Ein Jahr später soll den Medienberichten zufolge nach Informationen des französischen und des britischen Geheimdienstes erstmals ein Selbstmordattentäter die neue Al-Kaida-Methode bei einem Anschlag eingesetzt haben. Am 27. August 2009 sprengte sich Abdullah al-Asiri - Bruder des gesuchten Bombenbauers - in der Villa des saudischen Vize-Innenministers Prinz Mohammed bin Naif in die Luft. Der Prinz - Chef einer Einheit zur Bekämpfung islamistischer Terroristen - überlebte leicht verletzt. Der Attentäter hatte den Sprengstoff laut "Figaro" in Form eines Zäpfchens im Darm an mehreren Kontrollen vorbei ins hoch gesicherte Haus gebracht.
Jetzt hat die US-Regierung laut "Los Angeles Times" Fluggesellschaften vor der möglichen Gefahr durch solche Bomben im Körper gewarnt. Zwar gebe es keine Hinweise auf konkrete Pläne, Terroristen dürften diese Taktik aber "ernsthaft in Erwägung ziehen", berichtete das Blatt am Mittwoch unter Berufung auf US-Regierungsbeamte. Die Londoner Zeitung "Daily Mail" berichtete über Erkenntnisse des britischen Militär-Geheimdienst MI5, wonach Terroristen den hochexplosiven Sprengstoff PETN nicht nur Verschlucken oder ins Gesäß einführen, sondern sich sogar unter die Haut einpflanzen lassen.

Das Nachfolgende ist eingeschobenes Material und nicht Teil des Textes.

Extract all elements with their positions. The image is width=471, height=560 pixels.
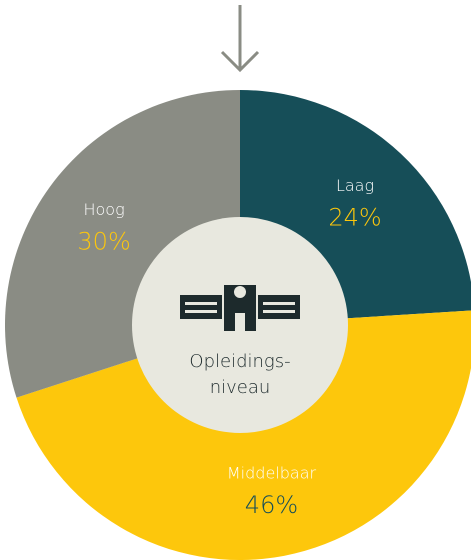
- slice-name: Hoog: [83, 200, 124, 219]
- slice-value: 24%: [328, 204, 381, 232]
- center-label: niveau: [210, 377, 271, 398]
- slice-name: Middelbaar: [227, 464, 317, 483]
- slice-value: 46%: [245, 491, 298, 519]
- center-label: Opleidings-: [189, 351, 290, 372]
- school-icon: [180, 285, 300, 331]
- slice-value: 30%: [77, 227, 130, 255]
- slice-name: Laag: [336, 176, 374, 195]
- pie-slice: [16, 310, 471, 560]
- arrow: [220, 5, 260, 73]
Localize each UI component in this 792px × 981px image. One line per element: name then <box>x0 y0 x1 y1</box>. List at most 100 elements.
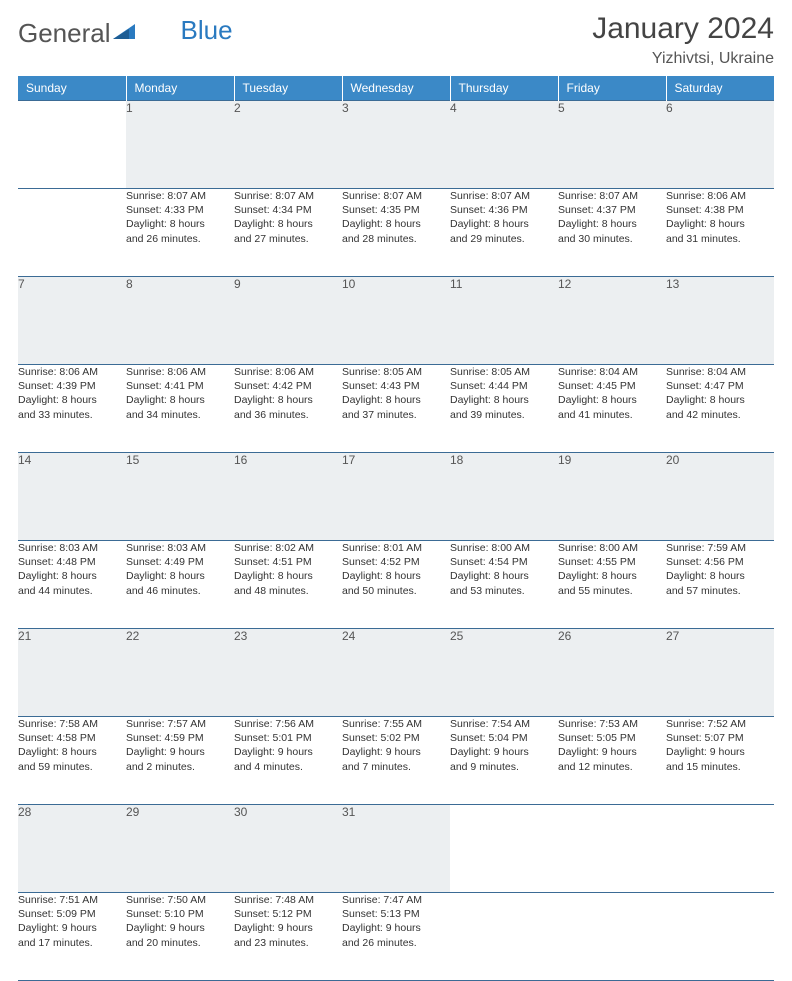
sunrise-text: Sunrise: 8:06 AM <box>126 365 234 379</box>
daylight-text-2: and 33 minutes. <box>18 408 126 422</box>
daylight-text-1: Daylight: 8 hours <box>666 217 774 231</box>
daylight-text-1: Daylight: 9 hours <box>558 745 666 759</box>
daylight-text-1: Daylight: 8 hours <box>558 569 666 583</box>
day-cell: Sunrise: 8:01 AMSunset: 4:52 PMDaylight:… <box>342 541 450 629</box>
sunrise-text: Sunrise: 8:01 AM <box>342 541 450 555</box>
daylight-text-1: Daylight: 8 hours <box>450 569 558 583</box>
weekday-header: Sunday <box>18 76 126 101</box>
weekday-header: Wednesday <box>342 76 450 101</box>
day-cell: Sunrise: 8:04 AMSunset: 4:47 PMDaylight:… <box>666 365 774 453</box>
sunset-text: Sunset: 4:34 PM <box>234 203 342 217</box>
daylight-text-1: Daylight: 8 hours <box>234 217 342 231</box>
daylight-text-1: Daylight: 8 hours <box>18 393 126 407</box>
daylight-text-2: and 39 minutes. <box>450 408 558 422</box>
sunrise-text: Sunrise: 8:04 AM <box>558 365 666 379</box>
sunset-text: Sunset: 4:49 PM <box>126 555 234 569</box>
day-cell: Sunrise: 8:07 AMSunset: 4:35 PMDaylight:… <box>342 189 450 277</box>
sunrise-text: Sunrise: 8:03 AM <box>18 541 126 555</box>
day-cell: Sunrise: 8:05 AMSunset: 4:43 PMDaylight:… <box>342 365 450 453</box>
weekday-header: Saturday <box>666 76 774 101</box>
day-number: 25 <box>450 629 558 717</box>
day-cell: Sunrise: 8:06 AMSunset: 4:42 PMDaylight:… <box>234 365 342 453</box>
day-number: 1 <box>126 101 234 189</box>
sunset-text: Sunset: 4:58 PM <box>18 731 126 745</box>
sunset-text: Sunset: 4:33 PM <box>126 203 234 217</box>
day-number: 29 <box>126 805 234 893</box>
sunset-text: Sunset: 4:43 PM <box>342 379 450 393</box>
brand-text-1: General <box>18 18 111 49</box>
brand-text-2: Blue <box>181 15 233 46</box>
daylight-text-2: and 26 minutes. <box>126 232 234 246</box>
day-number <box>18 101 126 189</box>
day-cell: Sunrise: 8:03 AMSunset: 4:49 PMDaylight:… <box>126 541 234 629</box>
day-cell: Sunrise: 8:02 AMSunset: 4:51 PMDaylight:… <box>234 541 342 629</box>
day-number: 8 <box>126 277 234 365</box>
daylight-text-2: and 46 minutes. <box>126 584 234 598</box>
day-cell: Sunrise: 8:04 AMSunset: 4:45 PMDaylight:… <box>558 365 666 453</box>
sunset-text: Sunset: 4:37 PM <box>558 203 666 217</box>
sunrise-text: Sunrise: 8:06 AM <box>18 365 126 379</box>
daylight-text-2: and 17 minutes. <box>18 936 126 950</box>
day-cell: Sunrise: 8:00 AMSunset: 4:55 PMDaylight:… <box>558 541 666 629</box>
day-cell: Sunrise: 8:07 AMSunset: 4:37 PMDaylight:… <box>558 189 666 277</box>
sunrise-text: Sunrise: 8:04 AM <box>666 365 774 379</box>
daylight-text-2: and 31 minutes. <box>666 232 774 246</box>
day-number: 27 <box>666 629 774 717</box>
sunset-text: Sunset: 5:04 PM <box>450 731 558 745</box>
day-cell: Sunrise: 7:54 AMSunset: 5:04 PMDaylight:… <box>450 717 558 805</box>
daylight-text-1: Daylight: 8 hours <box>18 745 126 759</box>
day-cell: Sunrise: 7:51 AMSunset: 5:09 PMDaylight:… <box>18 893 126 981</box>
sunset-text: Sunset: 5:02 PM <box>342 731 450 745</box>
daylight-text-2: and 48 minutes. <box>234 584 342 598</box>
sunset-text: Sunset: 4:44 PM <box>450 379 558 393</box>
day-number: 4 <box>450 101 558 189</box>
day-cell: Sunrise: 8:03 AMSunset: 4:48 PMDaylight:… <box>18 541 126 629</box>
day-number: 14 <box>18 453 126 541</box>
sunrise-text: Sunrise: 7:55 AM <box>342 717 450 731</box>
daylight-text-2: and 50 minutes. <box>342 584 450 598</box>
daylight-text-1: Daylight: 8 hours <box>126 569 234 583</box>
daylight-text-2: and 34 minutes. <box>126 408 234 422</box>
day-number: 12 <box>558 277 666 365</box>
sunset-text: Sunset: 4:45 PM <box>558 379 666 393</box>
daylight-text-1: Daylight: 9 hours <box>18 921 126 935</box>
day-cell: Sunrise: 7:53 AMSunset: 5:05 PMDaylight:… <box>558 717 666 805</box>
day-number: 31 <box>342 805 450 893</box>
day-cell: Sunrise: 7:58 AMSunset: 4:58 PMDaylight:… <box>18 717 126 805</box>
day-cell: Sunrise: 7:52 AMSunset: 5:07 PMDaylight:… <box>666 717 774 805</box>
daylight-text-1: Daylight: 8 hours <box>342 569 450 583</box>
daylight-text-2: and 27 minutes. <box>234 232 342 246</box>
sunrise-text: Sunrise: 7:50 AM <box>126 893 234 907</box>
day-cell: Sunrise: 8:06 AMSunset: 4:41 PMDaylight:… <box>126 365 234 453</box>
day-cell: Sunrise: 7:50 AMSunset: 5:10 PMDaylight:… <box>126 893 234 981</box>
daylight-text-2: and 53 minutes. <box>450 584 558 598</box>
daylight-text-1: Daylight: 8 hours <box>126 393 234 407</box>
day-number: 3 <box>342 101 450 189</box>
sunset-text: Sunset: 4:42 PM <box>234 379 342 393</box>
day-number <box>666 805 774 893</box>
day-number: 17 <box>342 453 450 541</box>
daylight-text-2: and 2 minutes. <box>126 760 234 774</box>
sunrise-text: Sunrise: 8:00 AM <box>450 541 558 555</box>
day-number: 23 <box>234 629 342 717</box>
sunset-text: Sunset: 5:10 PM <box>126 907 234 921</box>
sunrise-text: Sunrise: 7:53 AM <box>558 717 666 731</box>
day-number: 2 <box>234 101 342 189</box>
weekday-header: Tuesday <box>234 76 342 101</box>
day-cell <box>666 893 774 981</box>
day-number: 15 <box>126 453 234 541</box>
day-cell: Sunrise: 8:07 AMSunset: 4:34 PMDaylight:… <box>234 189 342 277</box>
day-number <box>450 805 558 893</box>
day-number: 9 <box>234 277 342 365</box>
sunset-text: Sunset: 4:54 PM <box>450 555 558 569</box>
sunset-text: Sunset: 4:36 PM <box>450 203 558 217</box>
daylight-text-1: Daylight: 8 hours <box>558 393 666 407</box>
daylight-text-1: Daylight: 8 hours <box>450 393 558 407</box>
day-number: 18 <box>450 453 558 541</box>
sunrise-text: Sunrise: 8:07 AM <box>126 189 234 203</box>
daylight-text-1: Daylight: 8 hours <box>558 217 666 231</box>
sunrise-text: Sunrise: 7:57 AM <box>126 717 234 731</box>
day-cell: Sunrise: 8:06 AMSunset: 4:39 PMDaylight:… <box>18 365 126 453</box>
daylight-text-2: and 42 minutes. <box>666 408 774 422</box>
daylight-text-1: Daylight: 8 hours <box>450 217 558 231</box>
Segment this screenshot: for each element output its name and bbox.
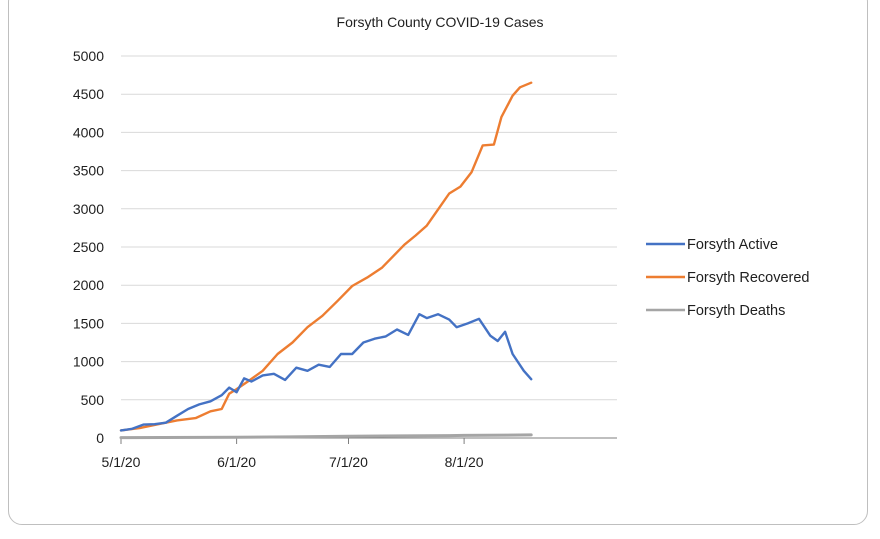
y-axis-tick-labels: 0 500 1000 1500 2000 2500 3000 3500 4000 4500 5000 <box>73 48 104 446</box>
x-tick-label: 8/1/20 <box>445 454 484 470</box>
chart-title: Forsyth County COVID-19 Cases <box>337 14 544 30</box>
y-tick-label: 3000 <box>73 201 104 217</box>
legend-item-forsyth-deaths: Forsyth Deaths <box>646 303 785 319</box>
y-tick-label: 1000 <box>73 354 104 370</box>
y-tick-label: 500 <box>81 392 105 408</box>
y-tick-label: 1500 <box>73 315 104 331</box>
legend-item-forsyth-recovered: Forsyth Recovered <box>646 270 810 286</box>
y-tick-label: 3500 <box>73 163 104 179</box>
series-line-forsyth-active <box>119 313 533 432</box>
x-tick-label: 5/1/20 <box>102 454 141 470</box>
x-tick-label: 6/1/20 <box>217 454 256 470</box>
legend: Forsyth Active Forsyth Recovered Forsyth D… <box>646 237 810 319</box>
y-tick-label: 2000 <box>73 277 104 293</box>
x-axis <box>120 437 617 444</box>
y-tick-label: 0 <box>96 430 104 446</box>
legend-label: Forsyth Recovered <box>687 270 810 286</box>
legend-label: Forsyth Deaths <box>687 303 785 319</box>
y-tick-label: 5000 <box>73 48 104 64</box>
series-line-forsyth-recovered <box>119 81 533 432</box>
y-tick-label: 4500 <box>73 86 104 102</box>
gridlines <box>121 55 617 401</box>
series-line-forsyth-deaths <box>119 433 533 440</box>
y-tick-label: 4000 <box>73 124 104 140</box>
x-axis-tick-labels: 5/1/20 6/1/20 7/1/20 8/1/20 <box>102 454 484 470</box>
legend-item-forsyth-active: Forsyth Active <box>646 237 778 253</box>
legend-label: Forsyth Active <box>687 237 778 253</box>
y-tick-label: 2500 <box>73 239 104 255</box>
data-series <box>119 81 533 440</box>
x-tick-label: 7/1/20 <box>329 454 368 470</box>
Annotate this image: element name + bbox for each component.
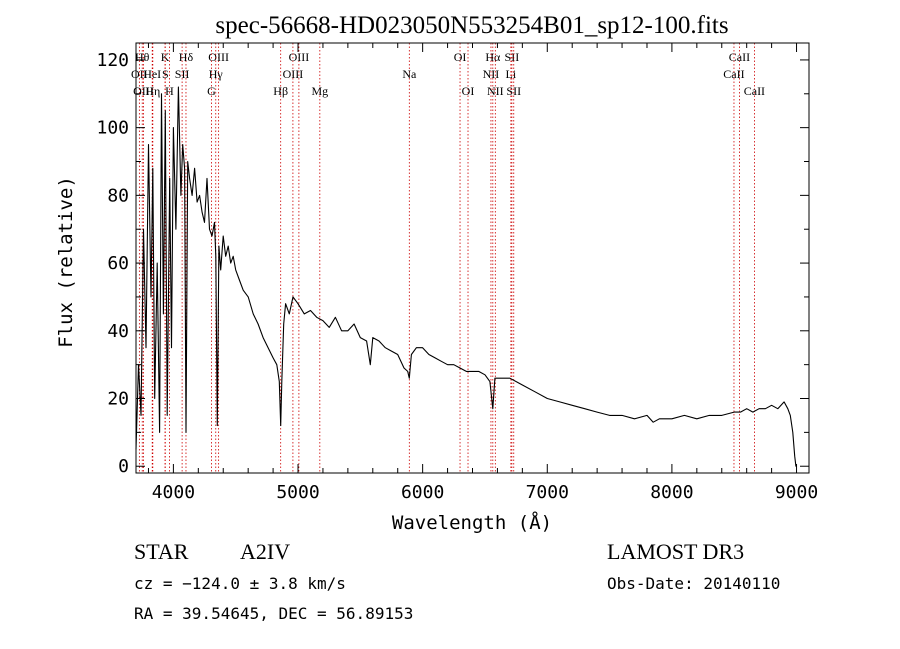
line-marker-label: Hδ <box>179 50 194 64</box>
x-tick-label: 6000 <box>401 482 444 503</box>
sky-coordinates: RA = 39.54645, DEC = 56.89153 <box>134 604 414 623</box>
y-tick-label: 60 <box>107 253 129 274</box>
line-marker-label: OIII <box>283 67 304 81</box>
line-marker-label: Hθ <box>135 50 150 64</box>
y-tick-label: 20 <box>107 389 129 410</box>
object-subclass: A2IV <box>240 539 291 564</box>
line-marker-label: Hα <box>485 50 501 64</box>
line-marker-label: NII <box>487 84 504 98</box>
line-marker-label: Mg <box>311 84 328 98</box>
redshift-cz: cz = −124.0 ± 3.8 km/s <box>134 574 346 593</box>
line-marker-label: OIII <box>133 84 154 98</box>
x-tick-label: 9000 <box>775 482 818 503</box>
line-marker-label: OI <box>454 50 467 64</box>
line-marker-label: H <box>165 84 174 98</box>
line-marker-label: Hβ <box>273 84 288 98</box>
observation-date: Obs-Date: 20140110 <box>607 574 781 593</box>
line-marker-label: OI <box>462 84 475 98</box>
survey-name: LAMOST DR3 <box>607 539 745 564</box>
x-tick-label: 7000 <box>526 482 569 503</box>
line-marker-label: SII <box>175 67 190 81</box>
y-tick-label: 40 <box>107 321 129 342</box>
line-marker-label: CaII <box>744 84 765 98</box>
spectral-line-markers: OIIHθOIIIHeIHηKSHHδSIIOIIIHγGHβOIIIOIIIM… <box>131 43 765 473</box>
y-tick-label: 80 <box>107 185 129 206</box>
flux-series-line <box>135 86 797 467</box>
y-tick-label: 100 <box>96 118 129 139</box>
line-marker-label: CaII <box>729 50 750 64</box>
line-marker-label: Hγ <box>209 67 224 81</box>
line-marker-label: Na <box>402 67 417 81</box>
line-marker-label: OIII <box>289 50 310 64</box>
y-tick-label: 120 <box>96 50 129 71</box>
y-axis-label: Flux (relative) <box>55 176 77 348</box>
object-class: STAR <box>134 539 189 564</box>
line-marker-label: HeI <box>143 67 161 81</box>
line-marker-label: NII <box>483 67 500 81</box>
x-tick-label: 4000 <box>152 482 195 503</box>
line-marker-label: S <box>162 67 169 81</box>
line-marker-label: SII <box>506 84 521 98</box>
axis-ticks: 4000 5000 6000 7000 8000 9000 0 20 40 60 80 100 120 <box>96 43 818 503</box>
x-tick-label: 8000 <box>650 482 693 503</box>
line-marker-label: G <box>207 84 216 98</box>
line-marker-label: SII <box>505 50 520 64</box>
y-tick-label: 0 <box>118 456 129 477</box>
plot-frame <box>135 42 810 474</box>
line-marker-label: OIII <box>208 50 229 64</box>
x-axis-label: Wavelength (Å) <box>392 511 552 534</box>
line-marker-label: CaII <box>723 67 744 81</box>
line-marker-label: OII <box>131 67 148 81</box>
x-tick-label: 5000 <box>276 482 319 503</box>
line-marker-label: Li <box>506 67 517 81</box>
line-marker-label: Hη <box>145 84 160 98</box>
chart-title: spec-56668-HD023050N553254B01_sp12-100.f… <box>215 12 728 39</box>
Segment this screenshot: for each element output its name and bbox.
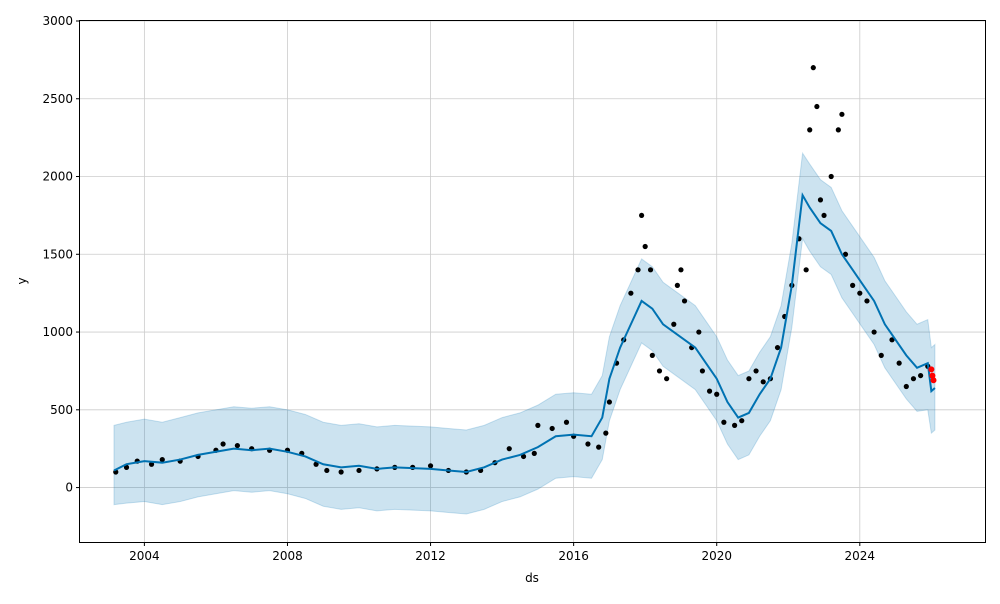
actual-point — [535, 422, 541, 428]
actual-point — [427, 463, 434, 469]
actual-point — [696, 329, 702, 335]
actual-point — [835, 127, 841, 133]
x-tick-label: 2004 — [129, 549, 160, 563]
recent-points — [928, 366, 937, 384]
x-tick-label: 2012 — [415, 549, 446, 563]
actual-point — [714, 391, 720, 397]
actual-points — [113, 65, 931, 475]
y-tick-label: 2500 — [42, 92, 73, 106]
actual-point — [871, 329, 877, 335]
actual-point — [563, 419, 570, 425]
actual-point — [842, 251, 849, 257]
actual-point — [606, 399, 613, 405]
actual-point — [839, 111, 845, 117]
actual-point — [739, 418, 745, 424]
actual-point — [549, 425, 555, 432]
axis-ticks: 2004 2008 2012 2016 2020 2024 0 500 1000 1500 2000… — [42, 14, 875, 563]
x-tick-label: 2016 — [558, 549, 589, 563]
actual-point — [647, 267, 654, 273]
actual-point — [732, 422, 738, 428]
actual-point — [671, 321, 677, 327]
actual-point — [234, 442, 240, 449]
actual-point — [803, 267, 809, 273]
recent-point — [930, 377, 937, 384]
actual-point — [857, 290, 863, 296]
y-tick-label: 1500 — [42, 247, 73, 261]
actual-point — [706, 388, 713, 394]
recent-point — [928, 366, 935, 373]
actual-point — [649, 352, 655, 358]
y-tick-label: 0 — [65, 481, 73, 495]
x-axis-label: ds — [525, 571, 539, 585]
actual-point — [910, 376, 917, 382]
x-tick-label: 2024 — [845, 549, 876, 563]
actual-point — [850, 282, 856, 288]
x-tick-label: 2008 — [272, 549, 303, 563]
actual-point — [903, 383, 909, 390]
actual-point — [817, 197, 824, 203]
actual-point — [878, 352, 884, 358]
actual-point — [674, 282, 680, 288]
actual-point — [821, 212, 827, 219]
actual-point — [681, 298, 688, 304]
actual-point — [603, 430, 609, 436]
actual-point — [123, 464, 130, 470]
actual-point — [896, 360, 902, 366]
actual-point — [753, 368, 759, 374]
actual-point — [814, 103, 820, 110]
actual-point — [506, 446, 512, 452]
actual-point — [220, 441, 226, 447]
actual-point — [810, 65, 816, 71]
actual-point — [774, 344, 781, 351]
actual-point — [642, 243, 648, 250]
actual-point — [520, 453, 527, 460]
actual-point — [635, 267, 641, 273]
actual-point — [664, 376, 670, 382]
actual-point — [721, 419, 727, 425]
plot-frame — [79, 20, 986, 543]
actual-point — [313, 461, 319, 467]
forecast-line — [113, 192, 936, 474]
actual-point — [338, 469, 344, 475]
x-tick-label: 2020 — [701, 549, 732, 563]
recent-point — [929, 372, 936, 379]
actual-point — [628, 290, 634, 296]
y-axis-label: y — [15, 277, 29, 284]
y-tick-label: 2000 — [42, 170, 73, 184]
actual-point — [807, 127, 813, 133]
actual-point — [324, 467, 330, 474]
uncertainty-band — [113, 151, 936, 515]
actual-point — [585, 441, 591, 447]
actual-point — [828, 173, 834, 180]
y-tick-label: 3000 — [42, 14, 73, 28]
actual-point — [596, 444, 602, 450]
y-tick-label: 1000 — [42, 325, 73, 339]
actual-point — [356, 467, 362, 474]
actual-point — [889, 337, 895, 343]
actual-point — [918, 372, 924, 379]
actual-point — [746, 376, 752, 382]
y-tick-label: 500 — [50, 403, 73, 417]
actual-point — [760, 379, 766, 385]
actual-point — [148, 461, 155, 467]
actual-point — [159, 456, 165, 463]
actual-point — [656, 368, 663, 374]
actual-point — [531, 450, 537, 456]
actual-point — [639, 212, 645, 219]
actual-point — [864, 298, 870, 304]
actual-point — [678, 267, 684, 273]
actual-point — [699, 368, 706, 374]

Herkömmliche Scanner würden derartige Bomben nicht unbedingt erkennen. Auch in Sachen Sicherheit wird möglicherweise aufgerüstet: Laut "Los Angeles Times" halten die Behörden in Washington zusätzliche Sicherheitsvorkehrungen für notwendig - in den USA und auf ausländischen Flughäfen.